More‐so in my teaching and conference presentations, I seek to present ideas to foster dialogue, to prompt questioning. I do not fully unpack ideas, rather seek to leave somethings a little open and create opportunities for others to interject, to question, to become involved in the discussion. In part this embodies an an assumption that the knowledge I have is (relatively easily) available to others. This is rooted in my lived experiences. I have a working‐poor background and this is identified by the Australian University sector as ‘first‐in‐family’, which simply means the first person in an entire genealogy to attend university. Rooted in this experiences is an assumption that if I can know something, others must be able to as well. What this can lose site of (and I this recently came out in discussions with a colleague who I am supervising through their dissertation) is the value and benefit of time. I have had the privilege of time. The time required to find, to read, to think, to be exposed, to reflect on a range of ideas.

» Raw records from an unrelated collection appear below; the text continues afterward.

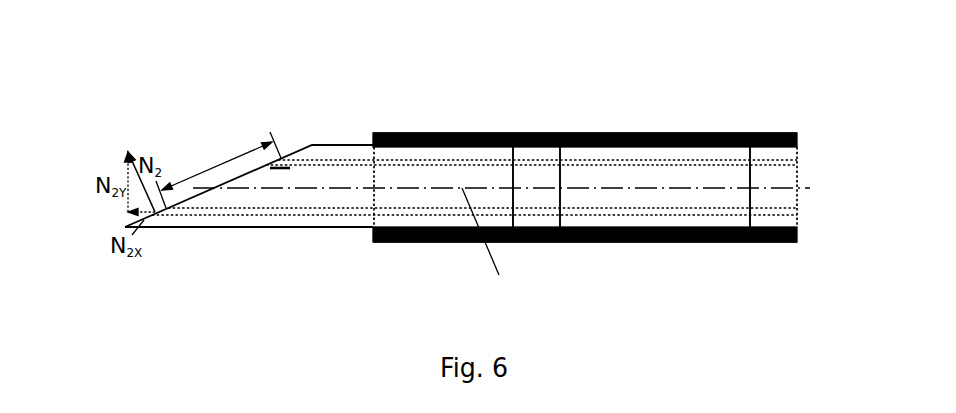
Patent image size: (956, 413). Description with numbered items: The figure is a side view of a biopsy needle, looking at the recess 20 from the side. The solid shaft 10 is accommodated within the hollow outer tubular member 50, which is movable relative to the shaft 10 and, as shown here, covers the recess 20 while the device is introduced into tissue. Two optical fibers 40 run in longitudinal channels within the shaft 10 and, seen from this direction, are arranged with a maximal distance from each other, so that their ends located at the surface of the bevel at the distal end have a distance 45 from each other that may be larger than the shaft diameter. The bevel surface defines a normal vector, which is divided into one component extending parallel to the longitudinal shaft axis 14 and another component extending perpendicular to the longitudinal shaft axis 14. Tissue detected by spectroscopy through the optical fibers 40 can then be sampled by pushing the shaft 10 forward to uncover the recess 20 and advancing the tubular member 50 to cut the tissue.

The shaft 10 is at (298, 193).
The longitudinal shaft axis 14 is at (462, 188).
The optical fibers 40 is at (362, 163).
The recess 20 is at (642, 175).
The outer tubular member 50 is at (457, 133).
The distance 45 is at (218, 170).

To put these together, to share them with others, to be critiqued, to critique, to learn, to engage. This is something not available to many, and disproportionally impacts to the working‐poor ( a little irony here?)

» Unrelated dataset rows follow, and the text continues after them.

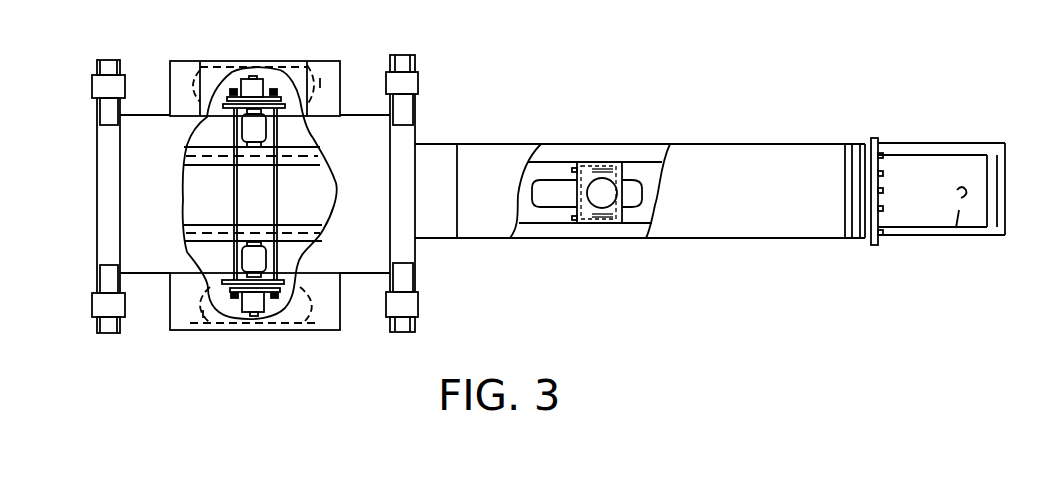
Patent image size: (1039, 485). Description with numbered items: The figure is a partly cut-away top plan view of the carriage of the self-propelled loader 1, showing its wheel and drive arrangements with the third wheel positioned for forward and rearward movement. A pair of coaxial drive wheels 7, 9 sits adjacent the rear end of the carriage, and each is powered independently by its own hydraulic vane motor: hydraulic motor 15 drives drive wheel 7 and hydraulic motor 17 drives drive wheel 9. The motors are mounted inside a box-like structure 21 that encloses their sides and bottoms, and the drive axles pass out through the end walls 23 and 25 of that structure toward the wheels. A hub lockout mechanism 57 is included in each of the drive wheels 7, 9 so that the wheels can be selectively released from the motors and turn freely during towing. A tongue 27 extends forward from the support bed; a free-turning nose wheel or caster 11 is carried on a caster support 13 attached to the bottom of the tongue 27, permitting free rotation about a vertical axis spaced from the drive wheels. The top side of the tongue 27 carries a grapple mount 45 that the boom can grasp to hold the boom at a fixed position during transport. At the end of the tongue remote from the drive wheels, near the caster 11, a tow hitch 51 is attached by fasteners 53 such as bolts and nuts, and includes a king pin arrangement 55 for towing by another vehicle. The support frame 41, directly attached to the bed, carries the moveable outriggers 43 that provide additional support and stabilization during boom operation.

The self-propelled loader 1 is at (539, 73).
The drive wheel 7 is at (210, 333).
The drive wheel 9 is at (208, 56).
The nose wheel or caster 11 is at (560, 200).
The caster support 13 is at (600, 192).
The hydraulic motor 15 is at (264, 262).
The hydraulic motor 17 is at (307, 121).
The box-like structure 21 is at (277, 212).
The end wall 23 is at (230, 272).
The end wall 25 is at (230, 111).
The tongue 27 is at (682, 225).
The support frame 41 is at (367, 127).
The outriggers 43 is at (92, 83).
The grapple mount 45 is at (848, 178).
The tow hitch 51 is at (970, 149).
The fasteners 53 is at (880, 192).
The king pin arrangement 55 is at (951, 238).
The hub lockout mechanism 57 is at (259, 85).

My approach to not fully unpack ideas came from this well‐intentioned assumption. However it is one that has implications and consequences. In seeking to reflect on this more broadly, I am also trying to inform my approach to activism and social change outside of engaging with those already on the trajectory towards a more fair and just world. I feel that I need to be less dismissive (even when people say really fucked up and racist shit, and when men ooze with patriarchal arrogance), to listen, and to be more strategic in my responses. We all have our narratives which in themselves are shaped by our contexts, our lived experiences. Whereas my working‐poor background was its own struggle, I have also been afforded significant — and in a number of ways unearned — privilege (I was the only male and second eldest of four children). I have had time, opportunities. My narrative, my subjectivities, have prompted and afforded some of the necessary spaces and questions needed for me to learn, to shape my trajectory and desire to see a more fair and just world.
All of our subjectivities are differently formed and informed. They need their own time to develop, to evolve. Perhaps I need to further reflect on (the impacts on me of) Mr Percival being afforded the rare space to illustrate their subjectivity?
As a side note, I am working my way though Dinesh Wadiwel’s (2015) The War against Animals. Alongside and extending on the central theme of Jason Hribal’s (2010) Fear of the Animal Planet: the Hidden History of Animal Resistance, Dinesh presents one way in which humans can challenge the war against animals as through exposing the resisting practices of other animals (pp. 167–8). Alongside acknowledging Mr Percaival’s subjectivity in Storm Boy, another clear example would be Gabriela Cowperthwait’s (2013) documentary Blackfish.